Le début de l’année laisse à voir le crépuscule du laisser-faire des plateformes et une nouvelle ère caractérisée par un espace numérique moins naïf et plus responsable. Pour le meilleur, et (pour une fois) pas pour le pire !

Bye bye « neutralité » des plateformes

« En bloquant le compte de Donald Trump au motif que ses messages incitaient à la haine et à la violence, les plateformes n’ont-elles pas de facto reconnu leur responsabilité et leur devoir ? Elles ne pourront désormais plus se dérober à cette responsabilité au prétexte de fournir de simples services d’hébergement. Ce dogme ancré dans l’article 230 du code américain des télécommunications s’est effondré» C’est en ces termes que Thierry Breton, commissaire européen au Marché intérieur, s’est exprimé suite à la décision de Twitter, Facebook, Snap et Instagram de bloquer les comptes du président américain. Si cette initiative a suscité de nombreux débats, souvent marqués par une opposition frontale entre ceux qui crient à la censure, et ceux qui s’en réjouissent, il faut bien dire que l’enjeu est de taille. Derrière l’émeute du Capitole à Washington, c’est le rôle d’arbitre autoproclamé des plateformes qui est en jeu, ainsi que leurs efforts acharnés pour présenter leurs politiques de modération comme neutres et objectives. Rappelons que Mark Zuckerberg a défendu corps et âme, et ce à plusieurs reprises, son réseau social comme « une plateforme pour toutes les idées ». Mais la violente insurrection de ces derniers jours, suivie de la « déplateformisation » de Donald Trump marque une rupture par rapport à cette approche. « Nous ne sommes pas neutres », a même reconnu Adam Mosseri, directeur d’Instagram. Décider quels discours autoriser et qui autoriser à les porter est une entreprise hautement subjective, et les géants technologiques semblent enfin le reconnaître.

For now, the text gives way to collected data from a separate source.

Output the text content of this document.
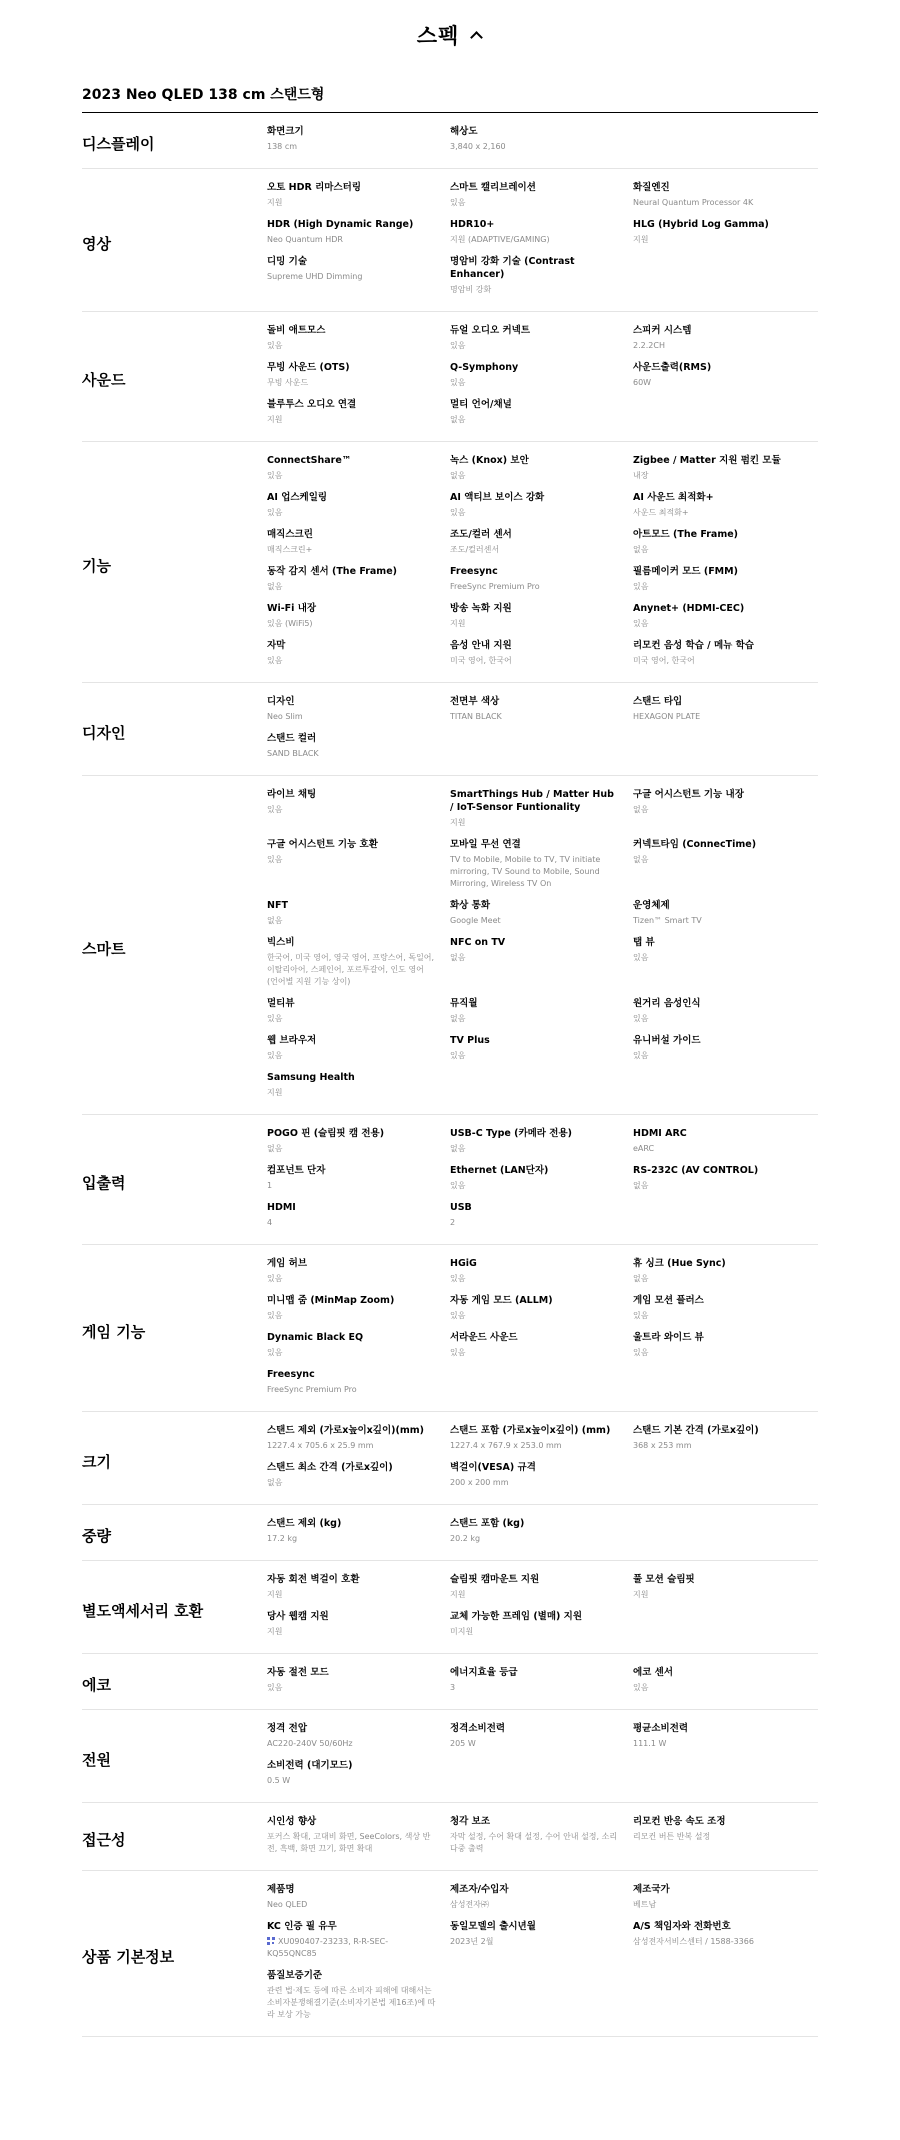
스펙
2023 Neo QLED 138 cm 스탠드형
디스플레이
화면크기
138 cm
해상도
3,840 x 2,160
영상
오토 HDR 리마스터링
지원
스마트 캘리브레이션
있음
화질엔진
Neural Quantum Processor 4K
HDR (High Dynamic Range)
Neo Quantum HDR
HDR10+
지원 (ADAPTIVE/GAMING)
HLG (Hybrid Log Gamma)
지원
디밍 기술
Supreme UHD Dimming
명암비 강화 기술 (Contrast Enhancer)
명암비 강화
사운드
돌비 애트모스
있음
듀얼 오디오 커넥트
있음
스피커 시스템
2.2.2CH
무빙 사운드 (OTS)
무빙 사운드
Q-Symphony
있음
사운드출력(RMS)
60W
블루투스 오디오 연결
지원
멀티 언어/채널
없음
기능
ConnectShare™
있음
녹스 (Knox) 보안
없음
Zigbee / Matter 지원 펌킨 모듈
내장
AI 업스케일링
있음
AI 액티브 보이스 강화
있음
AI 사운드 최적화+
사운드 최적화+
매직스크린
매직스크린+
조도/컬러 센서
조도/컬러센서
아트모드 (The Frame)
없음
동작 감지 센서 (The Frame)
없음
Freesync
FreeSync Premium Pro
필름메이커 모드 (FMM)
있음
Wi-Fi 내장
있음 (WiFi5)
방송 녹화 지원
지원
Anynet+ (HDMI-CEC)
있음
자막
있음
음성 안내 지원
미국 영어, 한국어
리모컨 음성 학습 / 메뉴 학습
미국 영어, 한국어
디자인
디자인
Neo Slim
전면부 색상
TITAN BLACK
스탠드 타입
HEXAGON PLATE
스탠드 컬러
SAND BLACK
스마트
라이브 채팅
있음
SmartThings Hub / Matter Hub / IoT-Sensor Funtionality
지원
구글 어시스턴트 기능 내장
없음
구글 어시스턴트 기능 호환
있음
모바일 무선 연결
TV to Mobile, Mobile to TV, TV initiate mirroring, TV Sound to Mobile, Sound Mirroring, Wireless TV On
커넥트타임 (ConnecTime)
없음
NFT
없음
화상 통화
Google Meet
운영체제
Tizen™ Smart TV
빅스비
한국어, 미국 영어, 영국 영어, 프랑스어, 독일어, 이탈리아어, 스페인어, 포르투갈어, 인도 영어 (언어별 지원 기능 상이)
NFC on TV
없음
탭 뷰
있음
멀티뷰
있음
뮤직월
없음
원거리 음성인식
있음
웹 브라우저
있음
TV Plus
있음
유니버설 가이드
있음
Samsung Health
지원
입출력
POGO 핀 (슬림핏 캠 전용)
없음
USB-C Type (카메라 전용)
없음
HDMI ARC
eARC
컴포넌트 단자
1
Ethernet (LAN단자)
있음
RS-232C (AV CONTROL)
없음
HDMI
4
USB
2
게임 기능
게임 허브
있음
HGiG
있음
휴 싱크 (Hue Sync)
없음
미니맵 줌 (MinMap Zoom)
있음
자동 게임 모드 (ALLM)
있음
게임 모션 플러스
있음
Dynamic Black EQ
있음
서라운드 사운드
있음
울트라 와이드 뷰
있음
Freesync
FreeSync Premium Pro
크기
스탠드 제외 (가로x높이x깊이)(mm)
1227.4 x 705.6 x 25.9 mm
스탠드 포함 (가로x높이x깊이) (mm)
1227.4 x 767.9 x 253.0 mm
스탠드 기본 간격 (가로x깊이)
368 x 253 mm
스탠드 최소 간격 (가로x깊이)
없음
벽걸이(VESA) 규격
200 x 200 mm
중량
스탠드 제외 (kg)
17.2 kg
스탠드 포함 (kg)
20.2 kg
별도액세서리 호환
자동 회전 벽걸이 호환
지원
슬림핏 캠마운트 지원
지원
풀 모션 슬림핏
지원
당사 웹캠 지원
지원
교체 가능한 프레임 (별매) 지원
미지원
에코
자동 절전 모드
있음
에너지효율 등급
3
에코 센서
있음
전원
정격 전압
AC220-240V 50/60Hz
정격소비전력
205 W
평균소비전력
111.1 W
소비전력 (대기모드)
0.5 W
접근성
시인성 향상
포커스 확대, 고대비 화면, SeeColors, 색상 반전, 흑백, 화면 끄기, 화면 확대
청각 보조
자막 설정, 수어 확대 설정, 수어 안내 설정, 소리 다중 출력
리모컨 반응 속도 조정
리모컨 버튼 반복 설정
상품 기본정보
제품명
Neo QLED
제조자/수입자
삼성전자㈜
제조국가
베트남
KC 인증 필 유무
XU090407-23233, R-R-SEC-KQ55QNC85
동일모델의 출시년월
2023년 2월
A/S 책임자와 전화번호
삼성전자서비스센터 / 1588-3366
품질보증기준
관련 법·제도 등에 따른 소비자 피해에 대해서는 소비자분쟁해결기준(소비자기본법 제16조)에 따라 보상 가능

Jusqu’à présent, les plateformes ont pu bénéficier d’un pouvoir immense sans les responsabilités qui l’accompagnent. Plus que jamais, nous sommes collectivement amenés à nous interroger sur leur responsabilité face aux contenus qu’elles hébergent, voire à la nécessité de les démanteler. Et cette question dépasse largement les frontières américaines : depuis quelques années, Bruxelles s’attaque tout à la fois au partage sauvage des données, à la désinformation en ligne, à la position monopolistique des géants numériques, et à l’opacité des algorithmes. Avec évidemment le RGPD, puis le Digital Services Act et le Digital Markets Act (dont on vous parle plus en détail ici). Il semblerait donc que l’heure de la régulation du cyberespace soit bel est bien arrivée mais celle-ci marquera-t-elle la fin du Far West numérique ?

Une nouvelle culture de la responsabilité

C’est le président Obama, qui, le premier, s’est ému du « Far West» que constituait l’espace numérique des années 2010. Si l’on voulait décrire ce fameux « Wild Wild Web», ou Far West numérique, on pourrait commencer par le célèbre mantra de Facebook « Move Fast and Break Things », qui à lui seul résume dix années de croissance chaotique et de laisser-faire de l’industrie technologique. Dix années d’une stratégie qui consistait à tirer d’abord, à viser ensuite, et à s’excuser platement lorsque les choses tournaient mal. Mais cette monoculture qui a jadis célébré son irrévérence semble aujourd’hui toucher à sa fin pour laisser place à une nouvelle ère, plus responsable et moins naïve que celle qui l’a précédée.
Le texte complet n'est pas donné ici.